We do not, in principle, object to reasonable restrictions on how law enforcement handles records it obtains for the purposes of a criminal investigation, such as requiring records obtained by grand jury subpoena to be actually presented to the grand jury, limiting storage of and access to medical records, and requiring the return or destruction of records at the close of a case. But there should not be any new rule that would prevent making full use of information that is discovered in "plain view" from medical records that are lawfully obtained. To require law enforcement to ignore evidence of criminal activity that properly comes to its attention is perverse, to say the least. There is no indication that today people are deterred in any way from seeking appropriate medical treatment because of the possibility that law enforcement might for some other reason obtain their medical records and learn of a crime they have committed.
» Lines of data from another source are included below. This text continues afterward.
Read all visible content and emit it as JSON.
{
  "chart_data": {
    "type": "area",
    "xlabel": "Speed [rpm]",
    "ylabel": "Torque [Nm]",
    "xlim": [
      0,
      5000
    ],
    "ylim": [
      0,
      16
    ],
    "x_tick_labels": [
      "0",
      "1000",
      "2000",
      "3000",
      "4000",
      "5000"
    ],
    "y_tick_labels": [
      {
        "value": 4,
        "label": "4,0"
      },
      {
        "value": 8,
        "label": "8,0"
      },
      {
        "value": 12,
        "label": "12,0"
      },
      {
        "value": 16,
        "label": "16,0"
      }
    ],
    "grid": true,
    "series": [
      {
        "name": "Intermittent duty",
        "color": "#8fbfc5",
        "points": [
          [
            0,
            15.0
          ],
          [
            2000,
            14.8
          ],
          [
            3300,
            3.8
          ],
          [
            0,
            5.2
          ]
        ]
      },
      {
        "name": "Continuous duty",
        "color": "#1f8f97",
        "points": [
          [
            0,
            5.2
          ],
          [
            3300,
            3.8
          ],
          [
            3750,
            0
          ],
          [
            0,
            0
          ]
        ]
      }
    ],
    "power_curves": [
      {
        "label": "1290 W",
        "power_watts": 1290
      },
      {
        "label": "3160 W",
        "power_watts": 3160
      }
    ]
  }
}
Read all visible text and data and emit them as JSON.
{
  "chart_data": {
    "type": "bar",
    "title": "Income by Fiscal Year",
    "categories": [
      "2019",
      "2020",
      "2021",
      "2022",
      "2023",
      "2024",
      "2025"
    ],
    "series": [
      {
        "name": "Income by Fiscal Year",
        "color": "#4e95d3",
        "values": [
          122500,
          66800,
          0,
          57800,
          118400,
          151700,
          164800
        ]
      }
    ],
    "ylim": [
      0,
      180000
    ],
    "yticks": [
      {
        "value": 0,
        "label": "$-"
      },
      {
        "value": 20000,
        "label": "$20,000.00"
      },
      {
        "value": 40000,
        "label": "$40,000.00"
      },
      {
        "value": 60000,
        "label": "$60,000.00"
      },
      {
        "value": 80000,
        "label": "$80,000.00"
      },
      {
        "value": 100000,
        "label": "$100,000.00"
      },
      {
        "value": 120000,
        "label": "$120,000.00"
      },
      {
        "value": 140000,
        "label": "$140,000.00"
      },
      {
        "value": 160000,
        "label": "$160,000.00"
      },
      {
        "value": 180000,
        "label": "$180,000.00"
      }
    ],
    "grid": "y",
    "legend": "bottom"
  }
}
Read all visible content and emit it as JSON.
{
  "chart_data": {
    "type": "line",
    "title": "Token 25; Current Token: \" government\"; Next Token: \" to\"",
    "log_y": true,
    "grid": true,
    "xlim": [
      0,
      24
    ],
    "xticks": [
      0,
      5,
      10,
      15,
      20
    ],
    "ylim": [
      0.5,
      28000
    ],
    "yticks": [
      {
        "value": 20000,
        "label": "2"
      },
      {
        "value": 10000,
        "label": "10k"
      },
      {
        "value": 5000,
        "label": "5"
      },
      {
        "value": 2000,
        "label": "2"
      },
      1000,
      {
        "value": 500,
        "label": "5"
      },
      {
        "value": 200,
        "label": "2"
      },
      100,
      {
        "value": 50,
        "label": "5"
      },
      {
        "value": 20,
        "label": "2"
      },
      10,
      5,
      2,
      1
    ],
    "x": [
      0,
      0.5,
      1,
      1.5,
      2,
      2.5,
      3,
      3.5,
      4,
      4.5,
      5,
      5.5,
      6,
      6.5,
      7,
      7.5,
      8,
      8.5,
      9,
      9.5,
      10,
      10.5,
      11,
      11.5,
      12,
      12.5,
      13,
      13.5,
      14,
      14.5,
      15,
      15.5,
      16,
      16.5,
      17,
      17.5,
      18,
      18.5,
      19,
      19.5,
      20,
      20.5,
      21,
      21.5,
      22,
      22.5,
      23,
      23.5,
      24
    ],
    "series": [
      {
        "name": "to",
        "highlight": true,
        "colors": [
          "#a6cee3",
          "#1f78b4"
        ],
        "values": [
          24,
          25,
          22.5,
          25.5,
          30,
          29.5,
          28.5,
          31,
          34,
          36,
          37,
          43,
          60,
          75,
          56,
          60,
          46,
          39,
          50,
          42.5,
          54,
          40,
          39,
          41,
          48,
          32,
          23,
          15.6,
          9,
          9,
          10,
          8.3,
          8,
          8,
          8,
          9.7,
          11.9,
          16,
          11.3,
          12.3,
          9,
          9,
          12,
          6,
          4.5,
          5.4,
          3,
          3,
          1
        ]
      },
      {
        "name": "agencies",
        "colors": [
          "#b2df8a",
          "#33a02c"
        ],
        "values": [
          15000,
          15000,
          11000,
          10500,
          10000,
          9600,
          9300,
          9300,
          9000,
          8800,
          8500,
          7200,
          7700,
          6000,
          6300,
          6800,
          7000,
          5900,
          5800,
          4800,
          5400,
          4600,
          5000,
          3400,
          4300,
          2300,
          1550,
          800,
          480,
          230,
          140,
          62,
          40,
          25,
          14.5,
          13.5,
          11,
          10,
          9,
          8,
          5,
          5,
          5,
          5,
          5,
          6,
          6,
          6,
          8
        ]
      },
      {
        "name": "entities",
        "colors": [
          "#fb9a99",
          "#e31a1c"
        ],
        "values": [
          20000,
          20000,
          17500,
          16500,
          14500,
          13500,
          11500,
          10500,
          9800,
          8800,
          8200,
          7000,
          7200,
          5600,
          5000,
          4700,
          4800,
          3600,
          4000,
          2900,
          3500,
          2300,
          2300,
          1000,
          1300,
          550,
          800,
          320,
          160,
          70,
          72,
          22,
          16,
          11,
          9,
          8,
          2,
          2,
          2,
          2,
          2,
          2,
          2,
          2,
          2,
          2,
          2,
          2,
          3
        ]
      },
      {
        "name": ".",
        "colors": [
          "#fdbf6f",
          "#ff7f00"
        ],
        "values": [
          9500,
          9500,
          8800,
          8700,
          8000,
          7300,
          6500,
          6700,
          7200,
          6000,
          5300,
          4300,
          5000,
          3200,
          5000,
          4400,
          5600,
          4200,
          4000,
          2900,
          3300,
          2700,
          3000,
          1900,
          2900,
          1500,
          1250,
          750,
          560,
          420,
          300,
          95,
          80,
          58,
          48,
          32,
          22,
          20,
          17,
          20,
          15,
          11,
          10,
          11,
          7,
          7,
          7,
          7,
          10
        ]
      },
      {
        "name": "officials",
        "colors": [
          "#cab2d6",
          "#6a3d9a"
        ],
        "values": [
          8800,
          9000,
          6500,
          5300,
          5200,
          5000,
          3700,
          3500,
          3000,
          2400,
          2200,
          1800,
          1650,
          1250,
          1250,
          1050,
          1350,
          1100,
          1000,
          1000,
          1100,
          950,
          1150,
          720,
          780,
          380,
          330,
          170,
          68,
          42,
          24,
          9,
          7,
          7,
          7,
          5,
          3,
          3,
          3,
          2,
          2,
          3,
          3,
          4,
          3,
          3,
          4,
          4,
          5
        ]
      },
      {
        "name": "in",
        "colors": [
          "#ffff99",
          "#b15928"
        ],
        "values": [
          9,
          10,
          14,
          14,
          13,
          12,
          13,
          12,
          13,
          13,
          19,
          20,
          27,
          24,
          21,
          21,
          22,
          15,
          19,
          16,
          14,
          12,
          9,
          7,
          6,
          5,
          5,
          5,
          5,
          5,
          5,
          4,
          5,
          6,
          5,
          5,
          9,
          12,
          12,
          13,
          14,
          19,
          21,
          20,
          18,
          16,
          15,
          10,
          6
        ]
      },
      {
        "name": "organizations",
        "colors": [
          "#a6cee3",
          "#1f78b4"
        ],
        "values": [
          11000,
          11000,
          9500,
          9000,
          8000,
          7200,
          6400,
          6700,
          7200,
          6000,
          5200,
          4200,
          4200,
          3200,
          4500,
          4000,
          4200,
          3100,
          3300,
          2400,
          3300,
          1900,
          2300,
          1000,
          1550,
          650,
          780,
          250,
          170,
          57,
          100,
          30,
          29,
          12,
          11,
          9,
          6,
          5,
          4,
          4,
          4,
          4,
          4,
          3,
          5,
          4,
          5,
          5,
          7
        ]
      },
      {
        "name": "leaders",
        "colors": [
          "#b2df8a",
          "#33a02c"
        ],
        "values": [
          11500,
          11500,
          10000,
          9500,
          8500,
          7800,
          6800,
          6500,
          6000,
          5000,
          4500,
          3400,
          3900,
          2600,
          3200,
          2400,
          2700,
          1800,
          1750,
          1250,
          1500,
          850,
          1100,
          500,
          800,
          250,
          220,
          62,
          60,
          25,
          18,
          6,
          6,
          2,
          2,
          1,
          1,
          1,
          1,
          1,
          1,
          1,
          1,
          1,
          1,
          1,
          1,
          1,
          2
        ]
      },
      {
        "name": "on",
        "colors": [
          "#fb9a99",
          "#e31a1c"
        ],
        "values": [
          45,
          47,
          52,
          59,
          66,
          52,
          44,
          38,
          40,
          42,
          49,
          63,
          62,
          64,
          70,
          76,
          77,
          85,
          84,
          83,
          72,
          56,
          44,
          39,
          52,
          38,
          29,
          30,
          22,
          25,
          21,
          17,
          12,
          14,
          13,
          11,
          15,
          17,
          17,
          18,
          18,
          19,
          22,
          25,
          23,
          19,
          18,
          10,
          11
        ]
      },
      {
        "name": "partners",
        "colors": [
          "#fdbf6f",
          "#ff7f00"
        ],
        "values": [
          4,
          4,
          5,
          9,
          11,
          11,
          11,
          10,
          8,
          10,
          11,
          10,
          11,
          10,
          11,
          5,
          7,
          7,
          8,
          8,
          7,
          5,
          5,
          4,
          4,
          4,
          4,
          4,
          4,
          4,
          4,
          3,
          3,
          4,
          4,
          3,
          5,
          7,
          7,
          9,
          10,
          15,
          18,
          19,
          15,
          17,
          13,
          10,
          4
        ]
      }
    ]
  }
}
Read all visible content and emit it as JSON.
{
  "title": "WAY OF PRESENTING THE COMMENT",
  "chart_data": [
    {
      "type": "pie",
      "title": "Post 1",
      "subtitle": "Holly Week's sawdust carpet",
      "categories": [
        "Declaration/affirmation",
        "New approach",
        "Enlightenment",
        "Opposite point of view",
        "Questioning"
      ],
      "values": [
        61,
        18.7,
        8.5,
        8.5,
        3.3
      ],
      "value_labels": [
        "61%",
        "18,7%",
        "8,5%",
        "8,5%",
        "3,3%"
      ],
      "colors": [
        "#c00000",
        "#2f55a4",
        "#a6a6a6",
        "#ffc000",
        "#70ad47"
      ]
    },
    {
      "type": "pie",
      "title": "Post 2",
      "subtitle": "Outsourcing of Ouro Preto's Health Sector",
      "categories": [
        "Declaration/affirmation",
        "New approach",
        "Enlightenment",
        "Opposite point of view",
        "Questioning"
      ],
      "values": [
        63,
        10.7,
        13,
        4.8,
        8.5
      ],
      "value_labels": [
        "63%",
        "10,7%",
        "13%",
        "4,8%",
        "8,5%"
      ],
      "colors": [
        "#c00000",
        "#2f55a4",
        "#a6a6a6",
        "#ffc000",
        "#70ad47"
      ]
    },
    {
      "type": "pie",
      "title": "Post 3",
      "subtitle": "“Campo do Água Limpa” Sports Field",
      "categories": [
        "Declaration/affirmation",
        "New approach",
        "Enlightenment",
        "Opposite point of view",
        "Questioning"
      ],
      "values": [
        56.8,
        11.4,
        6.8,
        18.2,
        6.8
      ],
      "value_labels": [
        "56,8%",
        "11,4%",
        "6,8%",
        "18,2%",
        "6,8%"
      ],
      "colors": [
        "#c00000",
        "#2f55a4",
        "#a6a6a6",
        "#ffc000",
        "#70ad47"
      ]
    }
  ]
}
To sum up, therefore, law enforcement has a legitimate and important need to have access to patient medical records in a wide range of circumstances. Present law appears adequate to protect against abuses of patient privacy by law enforcement, and new restrictions would be costly and burdensome. With the cost so high and the benefits so meager, law enforcement should be exempt from any new restrictions -- procedural or substantive -- on its ability to obtain patient medical records.
Thank you. I'd be pleased to answer any questions that you may have.